"Cloud with mistrust, and the unfettered lip
Curled with the iciness of constant scorn."
But all this belongs more properly to a later, and, alas! darker period of the lives of those it is our task to trace, and to which we must hasten forward; that period, in which boyhood merges into manhood, and the seed sown for good or ill springs forth, and bears—some thirty, some sixty, and some an hundred-fold.
CHAPTER XII.
Have I not had to wrestle with my lot?
Have I not suffered things to be forgiven?

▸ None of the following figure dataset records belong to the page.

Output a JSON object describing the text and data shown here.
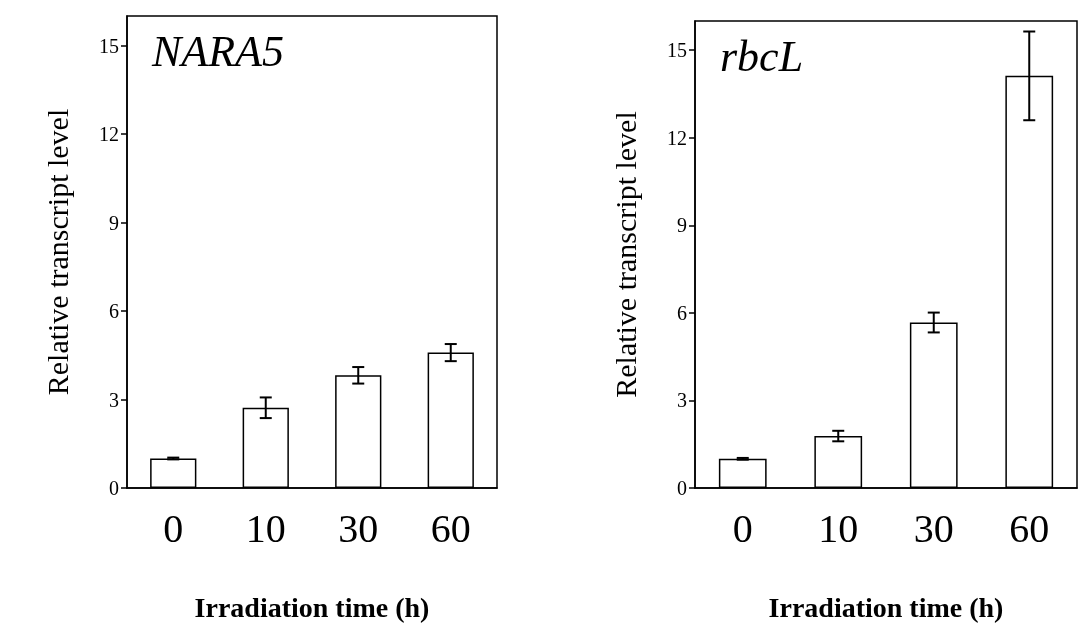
{
  "chart_data": [
    {
      "type": "bar",
      "title": "NARA5",
      "xlabel": "Irradiation time (h)",
      "ylabel": "Relative transcript level",
      "categories": [
        "0",
        "10",
        "30",
        "60"
      ],
      "values": [
        1.0,
        2.72,
        3.82,
        4.59
      ],
      "errors": [
        0.03,
        0.35,
        0.28,
        0.29
      ],
      "color": "#ffffff",
      "ylim": [
        0,
        16
      ],
      "yticks": [
        0,
        3,
        6,
        9,
        12,
        15
      ],
      "grid": false
    },
    {
      "type": "bar",
      "title": "rbcL",
      "xlabel": "Irradiation time (h)",
      "ylabel": "Relative transcript level",
      "categories": [
        "0",
        "10",
        "30",
        "60"
      ],
      "values": [
        1.0,
        1.78,
        5.67,
        14.12
      ],
      "errors": [
        0.03,
        0.18,
        0.34,
        1.52
      ],
      "color": "#ffffff",
      "ylim": [
        0,
        16
      ],
      "yticks": [
        0,
        3,
        6,
        9,
        12,
        15
      ],
      "grid": false
    }
  ]
}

Have I not had my brain sear'd, my heart riven?
BYRON.
It was Mr. Trevor's good pleasure to bestow the church living in his gift upon his second son. On the same principle, we suppose—as it was the fashion, at that period—more we trust than in the present time—for the least promising and least talented of a family to be devoted to the sacred service of the church—did the father, we conclude, in the present instance select for this purpose the son least esteemed and honoured in his eyes, without any regard to the inclinations of his own heart, or his fitness for that vocation.
Eustace Trevor was sent to College, on as small an allowance as could in decency be accorded, and commanded there to prepare himself for Holy Orders.
How can we describe the trials, the struggles, the discouragements which beset the path of one who, under more propitious circumstances, might have passed on to such high and distinguished grades of honour and distinction?